OPEC's refusal to cut oil production in response to crude prices' drop to 5 ½-year lows represents an attack against U.S. companies using hydraulic fracturing (fracking) to extract oil, says former Wells Fargo CEO Richard Kovacevich.
Fracking becomes unprofitable with oil priced around $60 to $70 a barrel, experts say. U.S. crude traded at $48.93 Tuesday morning.
"OPEC is playing this game to see how long it's going to last. They want to punish some of the fracking that's going on,"
Kovacevich told CNBC.
The world oil market has 1 million barrels a day of surplus capacity, and Saudi Arabia could easily reduce its output by that amount, he said. "I was playing golf with the CEO of a major oil company this past weekend, and he says 1 million barrels is not a lot to absorb."
In any case, Kovacevich noted that the oil price plunge constitutes a boon for U.S. consumers, and he thinks crude will rebound to $70 or $80 by mid-year in any case.

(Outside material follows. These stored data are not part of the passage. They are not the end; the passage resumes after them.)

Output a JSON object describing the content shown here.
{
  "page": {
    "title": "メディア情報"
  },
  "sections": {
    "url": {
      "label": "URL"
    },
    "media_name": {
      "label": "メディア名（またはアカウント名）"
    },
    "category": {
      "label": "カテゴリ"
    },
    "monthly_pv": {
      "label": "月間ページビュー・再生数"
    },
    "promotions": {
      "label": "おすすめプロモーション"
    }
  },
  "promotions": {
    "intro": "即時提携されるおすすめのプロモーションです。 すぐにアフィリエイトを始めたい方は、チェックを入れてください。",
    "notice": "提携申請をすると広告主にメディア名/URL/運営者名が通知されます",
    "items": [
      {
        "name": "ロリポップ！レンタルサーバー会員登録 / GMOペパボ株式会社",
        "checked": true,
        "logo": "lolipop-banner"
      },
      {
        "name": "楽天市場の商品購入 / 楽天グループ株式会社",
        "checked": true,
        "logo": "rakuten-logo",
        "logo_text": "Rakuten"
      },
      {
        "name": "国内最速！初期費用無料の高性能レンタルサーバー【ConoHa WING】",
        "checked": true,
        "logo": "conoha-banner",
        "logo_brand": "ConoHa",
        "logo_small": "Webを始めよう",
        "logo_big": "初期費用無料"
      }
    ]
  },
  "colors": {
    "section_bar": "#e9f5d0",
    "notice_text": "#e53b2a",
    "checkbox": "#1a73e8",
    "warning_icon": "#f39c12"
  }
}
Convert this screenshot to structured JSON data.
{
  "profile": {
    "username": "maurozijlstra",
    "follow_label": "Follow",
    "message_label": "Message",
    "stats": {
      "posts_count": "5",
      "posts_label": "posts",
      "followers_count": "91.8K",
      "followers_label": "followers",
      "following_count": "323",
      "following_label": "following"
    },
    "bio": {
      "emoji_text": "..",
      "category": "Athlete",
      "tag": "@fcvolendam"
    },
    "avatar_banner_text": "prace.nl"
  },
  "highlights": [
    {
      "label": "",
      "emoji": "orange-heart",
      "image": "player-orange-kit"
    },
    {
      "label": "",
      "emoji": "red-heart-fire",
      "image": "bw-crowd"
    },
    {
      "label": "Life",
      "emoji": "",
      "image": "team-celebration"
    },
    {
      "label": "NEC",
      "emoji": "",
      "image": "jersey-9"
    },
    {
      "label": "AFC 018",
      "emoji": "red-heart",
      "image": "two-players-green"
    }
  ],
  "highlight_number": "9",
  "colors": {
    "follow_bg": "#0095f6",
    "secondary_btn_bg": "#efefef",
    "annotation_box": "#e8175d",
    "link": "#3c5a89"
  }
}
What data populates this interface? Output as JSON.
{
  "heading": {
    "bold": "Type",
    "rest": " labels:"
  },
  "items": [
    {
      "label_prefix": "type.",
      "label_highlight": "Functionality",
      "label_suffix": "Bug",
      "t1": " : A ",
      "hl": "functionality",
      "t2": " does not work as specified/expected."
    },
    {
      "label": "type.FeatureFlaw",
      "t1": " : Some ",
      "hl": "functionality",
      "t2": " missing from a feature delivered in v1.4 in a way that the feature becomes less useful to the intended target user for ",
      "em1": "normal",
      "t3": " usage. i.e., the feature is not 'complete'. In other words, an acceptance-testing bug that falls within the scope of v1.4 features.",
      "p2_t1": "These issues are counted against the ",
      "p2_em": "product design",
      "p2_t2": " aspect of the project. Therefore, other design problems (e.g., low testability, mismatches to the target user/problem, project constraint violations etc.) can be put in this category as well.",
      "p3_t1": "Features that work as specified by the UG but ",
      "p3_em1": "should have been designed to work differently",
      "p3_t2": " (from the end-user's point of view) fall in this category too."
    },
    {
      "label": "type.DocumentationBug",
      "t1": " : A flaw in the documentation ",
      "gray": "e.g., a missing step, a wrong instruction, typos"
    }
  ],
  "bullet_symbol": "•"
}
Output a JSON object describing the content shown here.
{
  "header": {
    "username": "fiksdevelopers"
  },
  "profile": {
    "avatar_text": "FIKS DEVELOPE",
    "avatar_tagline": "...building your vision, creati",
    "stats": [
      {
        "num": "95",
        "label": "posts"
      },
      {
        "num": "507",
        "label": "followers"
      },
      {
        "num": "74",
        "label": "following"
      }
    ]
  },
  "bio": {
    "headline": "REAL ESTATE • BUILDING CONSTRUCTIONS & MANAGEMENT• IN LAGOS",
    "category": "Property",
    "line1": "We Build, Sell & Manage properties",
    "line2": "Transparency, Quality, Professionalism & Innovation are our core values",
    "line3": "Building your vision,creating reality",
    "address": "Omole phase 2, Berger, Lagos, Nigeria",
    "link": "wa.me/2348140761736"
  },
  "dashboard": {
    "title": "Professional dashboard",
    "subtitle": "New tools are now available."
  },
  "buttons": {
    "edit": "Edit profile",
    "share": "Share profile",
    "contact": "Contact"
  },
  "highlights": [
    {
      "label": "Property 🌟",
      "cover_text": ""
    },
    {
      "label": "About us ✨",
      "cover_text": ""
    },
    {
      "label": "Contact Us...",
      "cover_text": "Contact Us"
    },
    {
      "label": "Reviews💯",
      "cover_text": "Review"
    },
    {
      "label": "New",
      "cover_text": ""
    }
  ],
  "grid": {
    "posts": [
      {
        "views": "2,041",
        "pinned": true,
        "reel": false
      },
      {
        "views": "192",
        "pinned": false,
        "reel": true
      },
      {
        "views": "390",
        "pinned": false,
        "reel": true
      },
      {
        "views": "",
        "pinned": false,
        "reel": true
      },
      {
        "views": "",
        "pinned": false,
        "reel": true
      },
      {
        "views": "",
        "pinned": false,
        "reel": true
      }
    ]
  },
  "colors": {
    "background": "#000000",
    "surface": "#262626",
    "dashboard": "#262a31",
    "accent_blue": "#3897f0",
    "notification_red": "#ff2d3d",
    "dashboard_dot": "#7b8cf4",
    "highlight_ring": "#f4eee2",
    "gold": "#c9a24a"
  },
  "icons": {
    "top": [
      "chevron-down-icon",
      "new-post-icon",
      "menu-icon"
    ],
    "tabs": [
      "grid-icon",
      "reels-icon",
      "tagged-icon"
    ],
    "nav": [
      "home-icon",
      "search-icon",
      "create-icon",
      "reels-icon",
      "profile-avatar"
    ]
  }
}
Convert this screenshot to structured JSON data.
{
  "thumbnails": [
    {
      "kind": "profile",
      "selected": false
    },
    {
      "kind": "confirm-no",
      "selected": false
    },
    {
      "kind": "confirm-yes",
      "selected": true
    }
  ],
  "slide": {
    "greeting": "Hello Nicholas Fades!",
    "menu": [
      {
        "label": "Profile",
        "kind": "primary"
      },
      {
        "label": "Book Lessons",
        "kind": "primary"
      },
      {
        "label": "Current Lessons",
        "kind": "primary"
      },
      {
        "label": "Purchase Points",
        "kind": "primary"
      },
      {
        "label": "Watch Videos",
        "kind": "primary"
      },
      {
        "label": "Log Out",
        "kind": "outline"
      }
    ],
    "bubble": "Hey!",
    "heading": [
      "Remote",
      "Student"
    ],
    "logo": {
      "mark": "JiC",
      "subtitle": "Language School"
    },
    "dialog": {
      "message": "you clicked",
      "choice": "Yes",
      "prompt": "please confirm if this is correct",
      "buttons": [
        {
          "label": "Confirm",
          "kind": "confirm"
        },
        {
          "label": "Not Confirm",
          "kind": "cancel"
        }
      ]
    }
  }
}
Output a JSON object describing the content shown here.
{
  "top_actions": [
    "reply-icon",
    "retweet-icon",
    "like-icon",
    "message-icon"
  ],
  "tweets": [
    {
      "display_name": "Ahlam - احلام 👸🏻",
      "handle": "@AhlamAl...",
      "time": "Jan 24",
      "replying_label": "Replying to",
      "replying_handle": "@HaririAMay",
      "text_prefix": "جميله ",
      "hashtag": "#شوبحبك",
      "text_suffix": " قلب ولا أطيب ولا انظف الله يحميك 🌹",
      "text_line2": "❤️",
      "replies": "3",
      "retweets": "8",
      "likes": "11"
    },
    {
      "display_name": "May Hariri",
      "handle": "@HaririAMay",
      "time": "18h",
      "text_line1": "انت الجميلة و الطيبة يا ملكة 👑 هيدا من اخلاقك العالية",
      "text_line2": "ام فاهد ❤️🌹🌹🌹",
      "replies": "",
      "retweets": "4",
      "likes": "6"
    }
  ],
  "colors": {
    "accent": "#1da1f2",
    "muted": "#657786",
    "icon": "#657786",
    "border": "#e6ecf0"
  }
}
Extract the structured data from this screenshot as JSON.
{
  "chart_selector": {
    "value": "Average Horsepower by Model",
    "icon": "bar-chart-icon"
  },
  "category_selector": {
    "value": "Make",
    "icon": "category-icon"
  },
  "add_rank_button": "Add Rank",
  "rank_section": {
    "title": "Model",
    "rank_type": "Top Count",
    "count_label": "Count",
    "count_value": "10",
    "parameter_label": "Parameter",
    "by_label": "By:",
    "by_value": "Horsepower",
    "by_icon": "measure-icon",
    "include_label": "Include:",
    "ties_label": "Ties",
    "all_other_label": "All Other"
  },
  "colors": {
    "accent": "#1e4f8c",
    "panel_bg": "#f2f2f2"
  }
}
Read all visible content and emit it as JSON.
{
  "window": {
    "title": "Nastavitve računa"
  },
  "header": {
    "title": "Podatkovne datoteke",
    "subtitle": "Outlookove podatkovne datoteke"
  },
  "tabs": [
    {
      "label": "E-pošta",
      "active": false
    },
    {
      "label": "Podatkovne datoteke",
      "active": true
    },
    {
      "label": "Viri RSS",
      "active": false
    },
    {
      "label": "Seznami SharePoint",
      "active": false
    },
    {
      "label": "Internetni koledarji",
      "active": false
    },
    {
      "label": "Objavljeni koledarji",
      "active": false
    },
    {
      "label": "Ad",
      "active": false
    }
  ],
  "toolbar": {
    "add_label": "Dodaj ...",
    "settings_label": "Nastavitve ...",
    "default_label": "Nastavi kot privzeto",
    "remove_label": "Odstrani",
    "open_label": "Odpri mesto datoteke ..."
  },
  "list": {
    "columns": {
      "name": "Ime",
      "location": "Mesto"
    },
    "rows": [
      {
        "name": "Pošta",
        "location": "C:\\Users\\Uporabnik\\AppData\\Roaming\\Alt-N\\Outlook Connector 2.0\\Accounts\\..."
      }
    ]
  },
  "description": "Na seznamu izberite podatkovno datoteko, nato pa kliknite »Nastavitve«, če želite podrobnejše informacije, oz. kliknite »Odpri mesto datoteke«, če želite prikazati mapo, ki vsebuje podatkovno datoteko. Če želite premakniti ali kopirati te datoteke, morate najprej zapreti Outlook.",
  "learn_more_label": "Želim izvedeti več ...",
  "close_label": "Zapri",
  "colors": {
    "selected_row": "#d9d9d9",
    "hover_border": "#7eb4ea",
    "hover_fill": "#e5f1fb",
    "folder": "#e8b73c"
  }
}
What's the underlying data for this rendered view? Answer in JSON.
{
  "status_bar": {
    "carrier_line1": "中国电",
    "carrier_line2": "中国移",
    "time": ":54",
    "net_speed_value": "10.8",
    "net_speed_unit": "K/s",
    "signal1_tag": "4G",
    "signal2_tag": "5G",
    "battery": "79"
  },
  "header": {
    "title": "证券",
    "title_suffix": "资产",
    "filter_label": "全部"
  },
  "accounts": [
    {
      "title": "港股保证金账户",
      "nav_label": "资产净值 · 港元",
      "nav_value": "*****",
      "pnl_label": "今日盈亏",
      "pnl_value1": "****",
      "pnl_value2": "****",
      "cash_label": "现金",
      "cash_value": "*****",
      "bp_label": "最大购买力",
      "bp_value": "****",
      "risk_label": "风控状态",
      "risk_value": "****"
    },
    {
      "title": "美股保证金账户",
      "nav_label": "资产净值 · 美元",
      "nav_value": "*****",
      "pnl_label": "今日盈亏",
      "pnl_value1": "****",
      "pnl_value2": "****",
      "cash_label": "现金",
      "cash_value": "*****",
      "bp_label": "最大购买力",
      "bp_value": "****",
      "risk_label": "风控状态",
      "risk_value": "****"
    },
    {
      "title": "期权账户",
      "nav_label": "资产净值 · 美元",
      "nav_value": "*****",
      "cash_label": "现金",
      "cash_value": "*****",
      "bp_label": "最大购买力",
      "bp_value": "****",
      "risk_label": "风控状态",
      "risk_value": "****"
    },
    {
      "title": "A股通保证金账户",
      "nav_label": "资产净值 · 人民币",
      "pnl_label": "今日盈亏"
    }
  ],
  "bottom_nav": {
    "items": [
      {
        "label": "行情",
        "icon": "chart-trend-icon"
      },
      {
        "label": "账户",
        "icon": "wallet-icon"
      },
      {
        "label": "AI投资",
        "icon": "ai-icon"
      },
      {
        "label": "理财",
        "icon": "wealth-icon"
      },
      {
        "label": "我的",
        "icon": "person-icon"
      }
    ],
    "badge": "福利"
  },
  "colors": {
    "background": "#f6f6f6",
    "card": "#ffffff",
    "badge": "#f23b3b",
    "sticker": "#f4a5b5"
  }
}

To be sure, Steve Forbes, chairman of Forbes Media, is none too impressed with OPEC.
"OPEC's impact on prices is grossly exaggerated," he wrote in
Forbes. "Speculators believed OPEC would magically pull a rabbit out of the hat [at its November meeting]. But OPEC doesn't even have a hat, much less a rabbit."
The cartel barely accounts for more than one-third of global oil output, Forbes explained. Oil production has exploded to at least a 31-year high in the U.S.
"The biggest factor in the pummeling of petroleum prices . . . is the strengthening dollar," Forbes said.